Тем временем эйфория в России начинала спадать. Я полагаю, что многие русские думали, что как только они отбросят коммунизм и объявят себя демократами со свободной рыночной экономикой, то сразу же будут купаться в золоте. Более того, придя к власти, Ельцин фактически им это пообещал. Вместо этого они обнаружили, что с падением коммунизма вся система социального обеспечения, которую они воспринимали как само собой разумеющееся, исчезла, и они оказались в незнакомом и странном мире. Их реакцией было не насилие — они слишком устали для этого и, кроме того, больше не верили, что можно добиться чего — либо насилием. Каждый просто замкнулся в своем собственном мире. Опросы общественного мнения показывали, что значительная часть людей, почти треть, считала, что
Я писал, что в царской России подлинной религией людей был фатализм. Коммунизм ничего не изменил в этом отношении, более того, сделал русских людей еще более бессильными. Столетия жизни в условиях сурового и капризного климата и столь же сурового и капризного правительства научили их покоряться судьбе. При первых признаках трудностей русские закрываются от них, как черепаха, прячущаяся в панцире, и ждут, пока опасность минует. Их сила в способности выжить даже в самых враждебных условиях, слабость — в неготовности противодействовать им. Они просто относятся спокойно к несчастью и лучше справляются с ситуацией, когда им плохо, чем когда хорошо. Если они не могут что — либо больше выносить, они просто напиваются.
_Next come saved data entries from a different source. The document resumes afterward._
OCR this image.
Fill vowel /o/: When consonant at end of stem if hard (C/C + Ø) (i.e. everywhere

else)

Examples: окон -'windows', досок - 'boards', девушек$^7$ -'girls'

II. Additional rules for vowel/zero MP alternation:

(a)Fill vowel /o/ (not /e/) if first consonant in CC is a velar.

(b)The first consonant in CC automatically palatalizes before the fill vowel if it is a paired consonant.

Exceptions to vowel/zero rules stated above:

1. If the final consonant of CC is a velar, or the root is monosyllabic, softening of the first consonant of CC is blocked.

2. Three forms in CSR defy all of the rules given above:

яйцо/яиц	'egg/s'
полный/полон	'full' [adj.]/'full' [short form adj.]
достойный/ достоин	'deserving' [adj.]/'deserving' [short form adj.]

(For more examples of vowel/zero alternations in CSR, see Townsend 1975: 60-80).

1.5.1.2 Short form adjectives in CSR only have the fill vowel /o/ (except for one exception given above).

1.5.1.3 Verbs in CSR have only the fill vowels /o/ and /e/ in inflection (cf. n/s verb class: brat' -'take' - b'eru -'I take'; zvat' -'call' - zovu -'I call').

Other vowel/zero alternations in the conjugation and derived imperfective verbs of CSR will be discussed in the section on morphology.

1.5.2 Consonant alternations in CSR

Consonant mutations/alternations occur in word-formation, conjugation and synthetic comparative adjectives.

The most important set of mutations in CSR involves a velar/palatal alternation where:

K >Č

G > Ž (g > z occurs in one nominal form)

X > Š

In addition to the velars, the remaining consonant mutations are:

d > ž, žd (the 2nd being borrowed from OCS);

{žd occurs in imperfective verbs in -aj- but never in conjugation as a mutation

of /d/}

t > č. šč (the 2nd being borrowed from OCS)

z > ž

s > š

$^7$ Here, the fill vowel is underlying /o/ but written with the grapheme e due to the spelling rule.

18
В моей памяти остались два случая, которые иллюстрируют это качество русских. Это вполне тривиальные случаи, но довольно характерные. В 1975 году, когда я работал в Публичной библиотеке в Москве, мне понадобилось сделать фотокопию с одной страницы, и я подошел к окошку, где можно было оформить заказ. Женщина, сидевшая за стеклянной перегородкой, посмотрела на заполненный бланк и сказала, что, поскольку я работал в зале номер один, то есть в «профессорском читальном зале», мне придется подождать до двух часов. На часах было 13.45 и никого в очереди не было. «Не могли бы вы принять заказ раньше?» — «Нет». По мере того как приближалось четырнадцать часов, за мной образовалась очередь. Женщина за окошком продолжала неподвижно сидеть со сложенными руками. Ровно в четырнадцать часов она поднялась, повесила на окно табличку «Ушла пить чай» и исчезла. Я был в бешенстве и посмотрел на других, ища поддержки, но не нашел ее. Другие читатели стояли спокойно, словно то, что произошло, было в порядке вещей и только глупец будет поднимать шум[66].
Как — то в другой раз я ехал в метро, поезд приближался к станции и из громкоговорителя прозвучало ее название. Поезд остановился, но двери не открывались. В Соединенных Штатах в подобной ситуации пассажиры попытались бы открыть дверь или, по крайней мере, стали бы по ней стучать. В Израиле они разнесли бы вагон. Здесь же все стояли неподвижно и покорно. «Осторожно, двери закрываются», — послышалось из динамика, и поезд тронулся с плененными пассажирами к следующей станции.
При новом режиме люди роптали, но ничего не делали. Особенно разочаровывало поведение интеллигенции. Она никак не могла избавиться от наследия противостояния правительству, даже к демократическому, потому что в ходе русской истории привыкла видеть свое предназначение в сопротивлении, а не в участии. В апреле 1992 года я принимал участие в конференции в Рутгер- ском университете, где сделал доклад о Сахарове. В прениях Татьяна Толстая, блестящий российский эссеист, спросила меня, какую роль, по моему мнению, должны играть диссиденты в новой России. Меня такой вопрос поразил. Я ответил, что при демократии нет места диссидентам, и что те, кто когда — то принадлежал к этой группе, сейчас должны всю свою энергию направить на созидательную политическую деятельность. Однако вопреки этой очевидности большинство диссидентов, столь мужественных при тоталитарном режиме, теперь отошли от публичной жизни, сидели по своим углам и дулись, отдав политику прежней советской номенклатуре.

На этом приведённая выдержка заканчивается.